To find ΔH°rxn for the reaction P4(g) + 10 Cl2(g) → 4PCl5(s), we can use Hess's Law. Hess's Law states that the overall enthalpy change of a reaction is the sum of the enthalpy changes of the individual steps of the reaction.
Given the following reactions:
1) PCl5(s) → PCl3(g) + Cl2(g) ΔH°rxn = +157 kJ
2) P4(g) + 6 Cl2(g) → 4 PCl3(g) ΔH°rxn = -1207 kJ
We can manipulate these reactions in order to match the desired reaction. Notice that reaction 1 has PCl5 as a product while reaction 2 has PCl3 as a product. We can multiply reaction 1 by 4 to obtain four moles of PCl5 so that we can cancel it out with reaction 2. We also need to multiply reaction 1 by 4 to obtain four moles of Cl2 to match the desired reaction.
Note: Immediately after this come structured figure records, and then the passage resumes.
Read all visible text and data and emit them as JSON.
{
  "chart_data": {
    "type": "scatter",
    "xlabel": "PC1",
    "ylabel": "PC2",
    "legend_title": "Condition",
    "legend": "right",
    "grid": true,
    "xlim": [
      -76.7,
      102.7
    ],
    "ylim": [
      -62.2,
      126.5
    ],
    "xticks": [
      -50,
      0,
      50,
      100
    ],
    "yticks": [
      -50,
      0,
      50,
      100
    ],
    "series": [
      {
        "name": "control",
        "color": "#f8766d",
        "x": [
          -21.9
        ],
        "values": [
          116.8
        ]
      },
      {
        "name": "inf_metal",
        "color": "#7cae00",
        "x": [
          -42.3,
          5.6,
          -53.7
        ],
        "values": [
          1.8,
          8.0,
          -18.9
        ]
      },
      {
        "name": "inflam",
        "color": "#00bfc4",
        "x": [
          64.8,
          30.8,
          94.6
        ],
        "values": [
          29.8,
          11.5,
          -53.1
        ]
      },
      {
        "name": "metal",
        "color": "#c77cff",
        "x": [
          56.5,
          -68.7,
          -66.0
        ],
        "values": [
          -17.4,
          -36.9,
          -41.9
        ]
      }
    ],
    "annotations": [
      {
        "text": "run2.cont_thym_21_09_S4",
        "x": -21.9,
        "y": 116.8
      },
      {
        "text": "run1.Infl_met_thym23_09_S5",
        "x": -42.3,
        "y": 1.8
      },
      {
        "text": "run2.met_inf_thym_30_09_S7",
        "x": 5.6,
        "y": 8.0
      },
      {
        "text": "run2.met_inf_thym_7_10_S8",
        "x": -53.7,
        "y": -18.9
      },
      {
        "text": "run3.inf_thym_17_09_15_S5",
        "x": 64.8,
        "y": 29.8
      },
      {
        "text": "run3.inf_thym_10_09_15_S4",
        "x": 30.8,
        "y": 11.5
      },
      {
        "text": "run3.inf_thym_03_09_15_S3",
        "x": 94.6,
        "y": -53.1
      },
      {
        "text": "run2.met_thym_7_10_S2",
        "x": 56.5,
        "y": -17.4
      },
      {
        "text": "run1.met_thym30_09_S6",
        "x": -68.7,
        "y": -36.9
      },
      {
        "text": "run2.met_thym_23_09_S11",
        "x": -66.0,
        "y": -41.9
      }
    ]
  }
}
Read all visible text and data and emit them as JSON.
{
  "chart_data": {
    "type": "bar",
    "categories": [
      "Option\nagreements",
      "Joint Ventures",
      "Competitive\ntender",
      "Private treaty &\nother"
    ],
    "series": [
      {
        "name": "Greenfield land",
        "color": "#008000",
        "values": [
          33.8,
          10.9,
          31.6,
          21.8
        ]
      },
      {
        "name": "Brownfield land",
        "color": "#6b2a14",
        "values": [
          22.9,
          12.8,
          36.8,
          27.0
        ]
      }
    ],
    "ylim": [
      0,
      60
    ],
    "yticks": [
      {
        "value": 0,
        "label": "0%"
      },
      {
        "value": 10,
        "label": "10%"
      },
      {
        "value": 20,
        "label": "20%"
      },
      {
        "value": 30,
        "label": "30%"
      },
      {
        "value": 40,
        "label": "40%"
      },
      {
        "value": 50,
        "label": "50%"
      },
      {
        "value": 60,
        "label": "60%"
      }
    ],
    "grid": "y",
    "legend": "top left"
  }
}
4 * reaction 1: 4 PCl5(s) → 4 PCl3(g) + 4 Cl2(g) ΔH°rxn = 4 * (+157) kJ = +628 kJ
Now, we can sum up reaction 2 and the manipulated reaction 1:
P4(g) + 6 Cl2(g) → 4 PCl3(g) ΔH°rxn = -1207 kJ
4 PCl5(s) → 4 PCl3(g) + 4 Cl2(g) ΔH°rxn = +628 kJ
By adding these reactions, we can cancel out PCl3 and Cl2 on both sides:
P4(g) + 10 Cl2(g) → 4 PCl5(s) ΔH°rxn = -1207 kJ + 628 kJ = -579 kJ
Therefore, the ΔH°rxn for the reaction P4(g) + 10 Cl2(g) → 4PCl5(s) is -579 kJ.